In the afternoon Hare left the house and spent a little while with Silvermane; then he wandered along the wall to the head of the oasis, and found a seat on the fence. The next few weeks presented to him a situation that would be difficult to endure. He would be near Mescal, but only to have the truth forced cruelly home to him every sane moment—that she was not for him. Out on the ranges he had abandoned himself to dreams of her; they had been beautiful; they had made the long hours seem like minutes; but they had forged chains that could not be broken, and now he was hopelessly fettered.

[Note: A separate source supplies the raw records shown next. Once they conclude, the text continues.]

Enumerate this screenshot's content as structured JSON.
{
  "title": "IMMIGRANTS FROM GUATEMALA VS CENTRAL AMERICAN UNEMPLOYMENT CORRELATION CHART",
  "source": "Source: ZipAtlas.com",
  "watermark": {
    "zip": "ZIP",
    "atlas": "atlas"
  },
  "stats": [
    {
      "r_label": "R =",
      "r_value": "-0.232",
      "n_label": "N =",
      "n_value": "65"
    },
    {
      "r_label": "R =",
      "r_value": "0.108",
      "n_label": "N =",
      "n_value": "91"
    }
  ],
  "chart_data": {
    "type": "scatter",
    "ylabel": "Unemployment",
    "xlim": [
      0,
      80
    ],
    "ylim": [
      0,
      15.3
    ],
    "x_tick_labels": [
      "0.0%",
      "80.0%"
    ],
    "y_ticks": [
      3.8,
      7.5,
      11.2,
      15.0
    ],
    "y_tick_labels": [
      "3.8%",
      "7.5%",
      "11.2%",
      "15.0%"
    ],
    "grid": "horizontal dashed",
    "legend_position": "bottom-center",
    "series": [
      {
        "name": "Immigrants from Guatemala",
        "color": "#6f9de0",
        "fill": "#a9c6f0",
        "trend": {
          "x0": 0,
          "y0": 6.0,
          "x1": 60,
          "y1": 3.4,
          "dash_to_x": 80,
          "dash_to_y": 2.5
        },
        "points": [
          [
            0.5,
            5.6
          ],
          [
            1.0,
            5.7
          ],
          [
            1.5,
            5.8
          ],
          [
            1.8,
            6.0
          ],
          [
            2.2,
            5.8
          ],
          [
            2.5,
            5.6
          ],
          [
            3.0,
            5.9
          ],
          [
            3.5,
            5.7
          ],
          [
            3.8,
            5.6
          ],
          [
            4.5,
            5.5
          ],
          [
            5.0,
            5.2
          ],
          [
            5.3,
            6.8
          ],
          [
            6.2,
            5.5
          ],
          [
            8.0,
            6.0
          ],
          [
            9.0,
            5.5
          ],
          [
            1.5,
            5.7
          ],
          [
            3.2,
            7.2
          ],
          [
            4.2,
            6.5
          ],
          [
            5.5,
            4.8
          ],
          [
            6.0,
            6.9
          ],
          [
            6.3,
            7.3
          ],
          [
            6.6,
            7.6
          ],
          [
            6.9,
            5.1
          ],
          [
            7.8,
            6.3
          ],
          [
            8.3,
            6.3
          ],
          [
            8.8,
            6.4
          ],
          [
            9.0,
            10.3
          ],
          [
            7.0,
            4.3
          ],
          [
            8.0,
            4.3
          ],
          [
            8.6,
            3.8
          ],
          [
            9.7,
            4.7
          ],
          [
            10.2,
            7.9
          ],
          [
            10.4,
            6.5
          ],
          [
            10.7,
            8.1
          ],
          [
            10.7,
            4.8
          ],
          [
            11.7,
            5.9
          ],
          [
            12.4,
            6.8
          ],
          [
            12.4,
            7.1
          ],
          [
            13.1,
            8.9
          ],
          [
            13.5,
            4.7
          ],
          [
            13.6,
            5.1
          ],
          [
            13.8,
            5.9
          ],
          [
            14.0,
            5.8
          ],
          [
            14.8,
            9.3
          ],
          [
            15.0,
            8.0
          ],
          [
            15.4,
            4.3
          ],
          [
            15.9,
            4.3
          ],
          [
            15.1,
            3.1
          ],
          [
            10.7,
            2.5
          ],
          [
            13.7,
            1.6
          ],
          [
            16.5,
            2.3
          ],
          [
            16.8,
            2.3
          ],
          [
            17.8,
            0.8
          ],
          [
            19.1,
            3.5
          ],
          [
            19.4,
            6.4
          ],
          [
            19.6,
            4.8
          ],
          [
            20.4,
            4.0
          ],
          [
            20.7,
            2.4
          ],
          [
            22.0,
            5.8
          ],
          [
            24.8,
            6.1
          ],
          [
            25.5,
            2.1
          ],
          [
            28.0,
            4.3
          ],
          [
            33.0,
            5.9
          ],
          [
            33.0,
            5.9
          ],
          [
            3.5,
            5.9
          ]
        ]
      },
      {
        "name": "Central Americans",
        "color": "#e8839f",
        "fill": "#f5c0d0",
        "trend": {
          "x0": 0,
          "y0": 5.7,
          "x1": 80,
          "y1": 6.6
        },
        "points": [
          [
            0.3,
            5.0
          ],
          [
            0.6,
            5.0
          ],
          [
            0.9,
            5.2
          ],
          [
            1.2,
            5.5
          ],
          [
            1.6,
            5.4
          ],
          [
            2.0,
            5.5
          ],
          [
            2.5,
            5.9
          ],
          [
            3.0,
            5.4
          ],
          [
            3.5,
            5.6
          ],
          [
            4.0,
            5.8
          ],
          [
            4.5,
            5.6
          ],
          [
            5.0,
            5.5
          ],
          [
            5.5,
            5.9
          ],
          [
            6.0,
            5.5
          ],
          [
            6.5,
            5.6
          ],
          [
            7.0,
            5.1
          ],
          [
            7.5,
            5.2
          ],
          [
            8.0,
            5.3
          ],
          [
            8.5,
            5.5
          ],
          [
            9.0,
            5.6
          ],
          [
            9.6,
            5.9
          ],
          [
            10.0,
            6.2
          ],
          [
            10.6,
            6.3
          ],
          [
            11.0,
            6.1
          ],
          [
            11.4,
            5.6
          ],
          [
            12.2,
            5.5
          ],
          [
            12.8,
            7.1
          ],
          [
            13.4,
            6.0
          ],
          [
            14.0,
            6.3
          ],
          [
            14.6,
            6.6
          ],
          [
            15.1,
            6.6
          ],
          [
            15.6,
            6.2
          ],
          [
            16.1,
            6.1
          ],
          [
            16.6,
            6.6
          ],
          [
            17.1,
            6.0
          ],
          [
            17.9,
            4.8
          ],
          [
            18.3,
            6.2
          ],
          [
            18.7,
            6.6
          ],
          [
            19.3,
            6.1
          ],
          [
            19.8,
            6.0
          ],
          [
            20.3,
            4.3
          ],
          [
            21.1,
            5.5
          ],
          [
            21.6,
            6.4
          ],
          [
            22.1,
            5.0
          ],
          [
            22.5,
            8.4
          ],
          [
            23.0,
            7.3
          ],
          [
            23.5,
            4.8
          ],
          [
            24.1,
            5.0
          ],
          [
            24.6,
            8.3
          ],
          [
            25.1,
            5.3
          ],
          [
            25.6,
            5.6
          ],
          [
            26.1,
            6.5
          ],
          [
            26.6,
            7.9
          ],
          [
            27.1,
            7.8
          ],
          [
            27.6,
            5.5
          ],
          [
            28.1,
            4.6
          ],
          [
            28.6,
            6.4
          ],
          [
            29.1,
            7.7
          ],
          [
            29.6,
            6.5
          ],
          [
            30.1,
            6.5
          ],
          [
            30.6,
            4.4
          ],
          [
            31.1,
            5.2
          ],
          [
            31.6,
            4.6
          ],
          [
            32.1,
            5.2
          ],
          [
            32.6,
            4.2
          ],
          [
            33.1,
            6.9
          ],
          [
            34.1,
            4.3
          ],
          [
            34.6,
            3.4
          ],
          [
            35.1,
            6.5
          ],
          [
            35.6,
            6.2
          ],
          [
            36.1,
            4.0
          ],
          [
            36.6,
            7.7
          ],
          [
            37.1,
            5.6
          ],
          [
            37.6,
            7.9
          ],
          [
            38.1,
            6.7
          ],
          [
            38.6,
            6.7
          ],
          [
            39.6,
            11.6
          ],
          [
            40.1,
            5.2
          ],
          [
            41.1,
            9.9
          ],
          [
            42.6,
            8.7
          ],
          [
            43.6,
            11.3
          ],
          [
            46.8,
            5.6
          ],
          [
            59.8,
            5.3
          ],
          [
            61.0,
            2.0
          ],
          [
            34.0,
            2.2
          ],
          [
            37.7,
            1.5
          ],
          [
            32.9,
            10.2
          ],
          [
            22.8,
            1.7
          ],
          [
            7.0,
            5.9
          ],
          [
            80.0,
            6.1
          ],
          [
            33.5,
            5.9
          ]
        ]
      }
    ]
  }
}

The clatter of hoofs roused him from a reverie which was half sad, half sweet. Mescal came tearing down the level on Black Bolly. She pulled in the mustang and halted beside Hare to hold out shyly a red scarf embroidered with Navajo symbols in white and red beads.

“I've wanted a chance to give you this,” she said, “a little Christmas present.”

For a few seconds Hare could find no words.

“Did you make it for me, Mescal?” he finally asked. “How good of you! I'll keep it always.”

“Put it on now—let me tie it—there!”

“But, child. Suppose he—they saw it?”

“I don't care who sees it.”

She met him with clear, level eyes. Her curt, crisp speech was full of meaning. He looked long at her, with a yearning denied for many a day. Her face was the same, yet wonderfully changed; the same in line and color, but different in soul and spirit. The old sombre shadow lay deep in the eyes, but to it had been added gleam of will and reflection of thought. The whole face had been refined and transformed.

“Mescal! What's happened? You're not the same. You seem almost happy. Have you—has he—given you up?”